Frannie seemed unimpressed by the compliment. “Can I eat it?”
“No.”
“Why not?” she asked, her dark brows drawing together. Rafe had already discovered her stubborn streak.
“Because these aren’t for eating. Not yet.”
“They’re just eggs. I like eggs. I got to eat lots of them with Mommy.”
They were in dangerous territory all of a sudden. This was a situation they’d yet to discuss much. Mommy. He dreaded when that name came up. Someday they’d have to have a deeper discussion of why Mommy was no longer in the picture—something more than the awkward explanation Frannie had been given so far. But not today.
He rose, walked over to the table and placed the blue egg alongside the others on the drying racks. “Not this time,” he said.
Frannie had never seemed to be afraid of him, but neither had she come to terms with the idea that he was calling the shots in her life now. She came right over, gazing up with stormy eyes and a hard jaw that reminded Rafe eerily of his father.
“Why not?” she demanded to know again.
“Because I…” He broke off, uncertain where to go from there. Because I told you so? Hell if he’d fall back on that tired parental cliché.
As though sensing he needed help, his mother came to the rescue. She approached the little girl and turned her around to face her. “Francesca, remember the job I gave you and Aunt Addy this morning?
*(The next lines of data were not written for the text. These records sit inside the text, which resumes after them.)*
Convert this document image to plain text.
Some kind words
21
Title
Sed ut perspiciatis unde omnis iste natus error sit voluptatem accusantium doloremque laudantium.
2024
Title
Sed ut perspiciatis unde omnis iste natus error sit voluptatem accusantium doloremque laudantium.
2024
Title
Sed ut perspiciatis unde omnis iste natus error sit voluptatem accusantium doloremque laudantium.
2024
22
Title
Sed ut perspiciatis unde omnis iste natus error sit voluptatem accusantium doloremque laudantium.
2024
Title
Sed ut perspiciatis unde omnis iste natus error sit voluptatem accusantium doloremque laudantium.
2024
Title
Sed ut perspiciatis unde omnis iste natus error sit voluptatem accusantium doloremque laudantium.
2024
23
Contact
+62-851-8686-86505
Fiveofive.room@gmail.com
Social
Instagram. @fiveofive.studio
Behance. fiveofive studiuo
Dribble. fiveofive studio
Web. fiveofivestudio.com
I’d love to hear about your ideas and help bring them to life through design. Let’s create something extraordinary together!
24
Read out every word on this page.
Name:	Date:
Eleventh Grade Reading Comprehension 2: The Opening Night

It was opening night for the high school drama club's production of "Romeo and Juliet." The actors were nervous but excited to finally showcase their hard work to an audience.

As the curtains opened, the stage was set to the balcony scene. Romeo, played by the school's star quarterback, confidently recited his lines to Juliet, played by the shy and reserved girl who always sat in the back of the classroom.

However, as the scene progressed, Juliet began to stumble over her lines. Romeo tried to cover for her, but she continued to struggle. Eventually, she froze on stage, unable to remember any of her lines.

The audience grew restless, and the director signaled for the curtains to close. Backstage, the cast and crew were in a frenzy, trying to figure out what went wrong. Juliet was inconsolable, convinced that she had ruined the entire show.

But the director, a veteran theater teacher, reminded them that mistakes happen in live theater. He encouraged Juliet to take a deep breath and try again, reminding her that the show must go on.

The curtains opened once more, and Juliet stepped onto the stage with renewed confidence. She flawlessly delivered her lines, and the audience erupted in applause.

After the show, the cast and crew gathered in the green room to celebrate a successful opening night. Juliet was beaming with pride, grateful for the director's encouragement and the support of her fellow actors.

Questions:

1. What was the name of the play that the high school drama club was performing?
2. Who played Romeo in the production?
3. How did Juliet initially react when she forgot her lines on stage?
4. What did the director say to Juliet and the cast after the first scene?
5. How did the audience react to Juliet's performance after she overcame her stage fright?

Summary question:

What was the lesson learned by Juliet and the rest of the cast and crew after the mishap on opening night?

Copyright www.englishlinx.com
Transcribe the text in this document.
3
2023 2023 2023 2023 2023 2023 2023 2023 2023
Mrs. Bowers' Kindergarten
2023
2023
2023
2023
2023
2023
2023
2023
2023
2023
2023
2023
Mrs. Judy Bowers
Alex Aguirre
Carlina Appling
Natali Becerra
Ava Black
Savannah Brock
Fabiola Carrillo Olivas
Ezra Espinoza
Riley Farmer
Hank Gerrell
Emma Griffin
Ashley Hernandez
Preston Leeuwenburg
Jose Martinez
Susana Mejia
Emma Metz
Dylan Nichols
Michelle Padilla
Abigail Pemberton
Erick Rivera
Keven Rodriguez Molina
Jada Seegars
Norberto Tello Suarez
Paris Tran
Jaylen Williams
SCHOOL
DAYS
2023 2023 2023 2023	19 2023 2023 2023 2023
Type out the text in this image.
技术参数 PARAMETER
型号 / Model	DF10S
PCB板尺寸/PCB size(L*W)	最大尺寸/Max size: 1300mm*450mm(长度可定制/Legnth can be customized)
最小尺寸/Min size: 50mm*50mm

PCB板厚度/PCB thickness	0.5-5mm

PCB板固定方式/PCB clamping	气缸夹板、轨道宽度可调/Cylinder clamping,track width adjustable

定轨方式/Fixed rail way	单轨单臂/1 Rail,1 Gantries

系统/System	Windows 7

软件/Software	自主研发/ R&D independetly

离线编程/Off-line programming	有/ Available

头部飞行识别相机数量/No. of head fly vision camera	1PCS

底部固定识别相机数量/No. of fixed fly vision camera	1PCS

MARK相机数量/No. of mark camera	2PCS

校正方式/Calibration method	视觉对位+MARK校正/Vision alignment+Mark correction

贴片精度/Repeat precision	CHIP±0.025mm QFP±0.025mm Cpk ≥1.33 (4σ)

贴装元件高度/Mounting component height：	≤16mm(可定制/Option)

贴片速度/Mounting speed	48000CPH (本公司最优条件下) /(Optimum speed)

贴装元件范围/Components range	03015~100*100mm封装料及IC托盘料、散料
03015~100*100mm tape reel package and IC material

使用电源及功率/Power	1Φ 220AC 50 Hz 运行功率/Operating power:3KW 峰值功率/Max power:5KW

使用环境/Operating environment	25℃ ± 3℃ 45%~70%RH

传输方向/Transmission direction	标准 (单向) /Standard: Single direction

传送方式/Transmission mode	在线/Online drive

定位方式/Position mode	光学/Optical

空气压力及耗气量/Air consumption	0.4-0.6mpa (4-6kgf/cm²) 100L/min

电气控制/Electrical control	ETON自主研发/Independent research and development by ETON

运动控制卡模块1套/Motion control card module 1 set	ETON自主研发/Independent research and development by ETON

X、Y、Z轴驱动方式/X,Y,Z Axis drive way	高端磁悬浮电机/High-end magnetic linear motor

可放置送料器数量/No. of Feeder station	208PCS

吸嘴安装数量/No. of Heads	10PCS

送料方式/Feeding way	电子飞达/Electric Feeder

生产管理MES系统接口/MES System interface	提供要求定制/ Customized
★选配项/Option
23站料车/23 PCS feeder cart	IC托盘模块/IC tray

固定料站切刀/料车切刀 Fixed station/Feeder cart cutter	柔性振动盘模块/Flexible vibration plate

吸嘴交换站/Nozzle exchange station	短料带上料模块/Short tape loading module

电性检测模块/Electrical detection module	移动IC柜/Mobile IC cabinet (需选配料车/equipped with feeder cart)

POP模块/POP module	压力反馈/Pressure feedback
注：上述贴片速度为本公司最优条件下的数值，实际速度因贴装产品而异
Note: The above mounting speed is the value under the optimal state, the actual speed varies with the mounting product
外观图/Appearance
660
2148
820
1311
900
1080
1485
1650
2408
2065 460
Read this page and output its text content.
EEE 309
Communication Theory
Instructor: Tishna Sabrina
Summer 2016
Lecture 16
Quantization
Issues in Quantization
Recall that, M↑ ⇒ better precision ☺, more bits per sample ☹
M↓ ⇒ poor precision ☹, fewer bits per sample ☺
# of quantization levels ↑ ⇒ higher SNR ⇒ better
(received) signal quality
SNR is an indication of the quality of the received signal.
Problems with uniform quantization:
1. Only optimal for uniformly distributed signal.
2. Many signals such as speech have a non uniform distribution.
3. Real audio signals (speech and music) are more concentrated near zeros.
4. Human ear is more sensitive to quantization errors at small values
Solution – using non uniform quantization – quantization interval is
I want you two to make as many pretty eggs for Easter baskets as you can. These are not for eating.”
“But I like hard eggs.”
“Then I’ll give you some to eat for lunch. Not that one. That one goes in the family basket, like a present. That’s your job today—to help me get ready for Easter.” She smiled down at the child, chucking her under the chin. “All right?”
Frannie considered this explanation for a long moment. Then her brow cleared and she nodded. “I guess so.”
“Good. Our guests will be very happy on Easter morning.”
Frannie turned back to Rafe. She waggled her hand over the eggs on the table. “I made all these.”
He pretended to give them serious consideration. Pretended, at least, until he noticed that all the eggs Frannie had colored were two-toned with spots. Red on yellow. Purple on pink. A sickly looking green on orange. Not a solid-colored egg among them. Except his.
Deliberate or subconscious, he wondered? A not- so-subtle attempt to show him that he didn’t fit into the world she liked? Or maybe just an accident?